A few years ago, staff in our New Brunswick office were describing a new project to protect a wildlife corridor along the Chignecto Isthmus, which is the only land connection between Nova Scotia and New Brunswick.
"It's like we're giving moose in New Brunswick (where they are common) a chance to travel to Nova Scotia and find a mate with moose there (where they are endangered)," mused New Brunswick Program Manager Paula Noel one afternoon. From there, the seed was planted and the project was cheekily nicknamed the "Moose Sex Project." But none of us could ever have imagined the popularity this name would bring to the project.
Since launching in 2012, the Moose Sex Project has gained international attention. And that doesn't seem to be stopping anytime soon.

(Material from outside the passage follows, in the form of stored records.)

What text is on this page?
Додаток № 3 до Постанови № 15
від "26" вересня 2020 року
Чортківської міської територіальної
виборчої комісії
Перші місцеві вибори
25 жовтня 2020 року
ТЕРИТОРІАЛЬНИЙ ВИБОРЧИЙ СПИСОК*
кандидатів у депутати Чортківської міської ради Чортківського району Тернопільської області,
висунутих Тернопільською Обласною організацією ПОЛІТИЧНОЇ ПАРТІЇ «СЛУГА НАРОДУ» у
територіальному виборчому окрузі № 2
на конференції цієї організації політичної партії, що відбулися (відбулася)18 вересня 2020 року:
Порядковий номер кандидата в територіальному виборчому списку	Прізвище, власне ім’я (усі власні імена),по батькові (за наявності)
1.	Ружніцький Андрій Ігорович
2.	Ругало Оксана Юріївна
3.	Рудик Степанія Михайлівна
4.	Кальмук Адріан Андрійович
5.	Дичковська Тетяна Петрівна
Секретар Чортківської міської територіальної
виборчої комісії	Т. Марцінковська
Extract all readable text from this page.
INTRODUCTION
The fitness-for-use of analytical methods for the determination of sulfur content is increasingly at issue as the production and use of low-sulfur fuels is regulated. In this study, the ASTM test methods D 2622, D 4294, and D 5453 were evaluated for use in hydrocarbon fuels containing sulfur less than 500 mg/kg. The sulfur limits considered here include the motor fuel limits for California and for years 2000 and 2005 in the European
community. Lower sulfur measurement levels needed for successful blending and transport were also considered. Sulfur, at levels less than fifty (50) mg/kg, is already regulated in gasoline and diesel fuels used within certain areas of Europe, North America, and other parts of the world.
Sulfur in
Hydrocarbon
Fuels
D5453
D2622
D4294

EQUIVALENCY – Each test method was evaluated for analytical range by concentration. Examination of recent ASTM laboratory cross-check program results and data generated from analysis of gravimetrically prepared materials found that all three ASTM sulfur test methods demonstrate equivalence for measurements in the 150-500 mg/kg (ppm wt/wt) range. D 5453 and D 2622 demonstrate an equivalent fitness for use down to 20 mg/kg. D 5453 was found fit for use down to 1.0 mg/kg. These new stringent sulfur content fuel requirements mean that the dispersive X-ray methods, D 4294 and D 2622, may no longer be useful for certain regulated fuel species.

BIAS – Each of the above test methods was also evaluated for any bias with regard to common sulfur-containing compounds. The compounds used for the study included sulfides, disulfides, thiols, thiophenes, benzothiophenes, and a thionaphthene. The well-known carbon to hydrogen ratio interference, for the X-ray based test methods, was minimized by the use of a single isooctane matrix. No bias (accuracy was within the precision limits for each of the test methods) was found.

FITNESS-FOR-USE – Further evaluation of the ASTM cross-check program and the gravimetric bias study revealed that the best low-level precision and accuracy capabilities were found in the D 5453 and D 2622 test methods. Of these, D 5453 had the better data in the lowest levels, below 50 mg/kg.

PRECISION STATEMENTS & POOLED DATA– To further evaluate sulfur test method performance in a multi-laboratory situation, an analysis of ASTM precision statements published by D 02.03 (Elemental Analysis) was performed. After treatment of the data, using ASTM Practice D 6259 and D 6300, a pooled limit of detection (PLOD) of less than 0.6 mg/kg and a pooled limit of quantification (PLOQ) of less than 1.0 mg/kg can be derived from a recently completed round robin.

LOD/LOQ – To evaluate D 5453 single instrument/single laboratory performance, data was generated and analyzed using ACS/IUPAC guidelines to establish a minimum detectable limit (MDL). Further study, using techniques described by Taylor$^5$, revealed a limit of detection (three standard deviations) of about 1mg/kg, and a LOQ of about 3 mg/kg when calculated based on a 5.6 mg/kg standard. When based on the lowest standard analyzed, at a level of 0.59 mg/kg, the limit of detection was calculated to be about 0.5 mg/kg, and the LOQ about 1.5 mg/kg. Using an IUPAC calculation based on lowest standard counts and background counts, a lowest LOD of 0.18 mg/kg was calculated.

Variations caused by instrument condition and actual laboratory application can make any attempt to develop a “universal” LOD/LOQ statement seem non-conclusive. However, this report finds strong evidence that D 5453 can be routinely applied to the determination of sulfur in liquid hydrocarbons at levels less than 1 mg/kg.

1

Last week, NCC's New Brunswick office announced a generous new land donation in the Chignecto Isthmus near Baie Verte — a nature preserve in the name of donors Kenneth Lund and his late brother Daniel.
In doing so, we earned over 50 media stories around the country after I reached out to local and regional newsrooms.
CBC and Canadian Press stories resulted in a story entitled "Moose Get A Room" that got picked up in several newspapers, including the Edmonton Sun.
Then yesterday, I received calls from Alistair Baker Coleman of the BBC in England and Michel Comte of the Agence French Press Agency (based in Ottawa), which led to two more stories:
Their stories on the Moose Sex Project have gone worldwide and have spread like wildfire on Twitter. For those of you with Twitter accounts, simply type in "moose sex" in the search box and you can see for yourself.
Last night, the projet was referenced on This Hour Has 22 Minutes, where we were mentioned in a short but funny spoof (see it at around the 19-minute link).
The resulting coverage has led to emails to our office requesting Moose Sex buttons and people asking how they can contribute, including a contribution from Texas and inquiries from Hong Kong.
Tomorrow morning Paula Noel will be recording an interview with BBC Radio's World Update.
While we're still all a little surprised by the attention this cheekily named project has generated, we're grateful for the support we've received from around the world.
The moose, and their mates, thank you for it!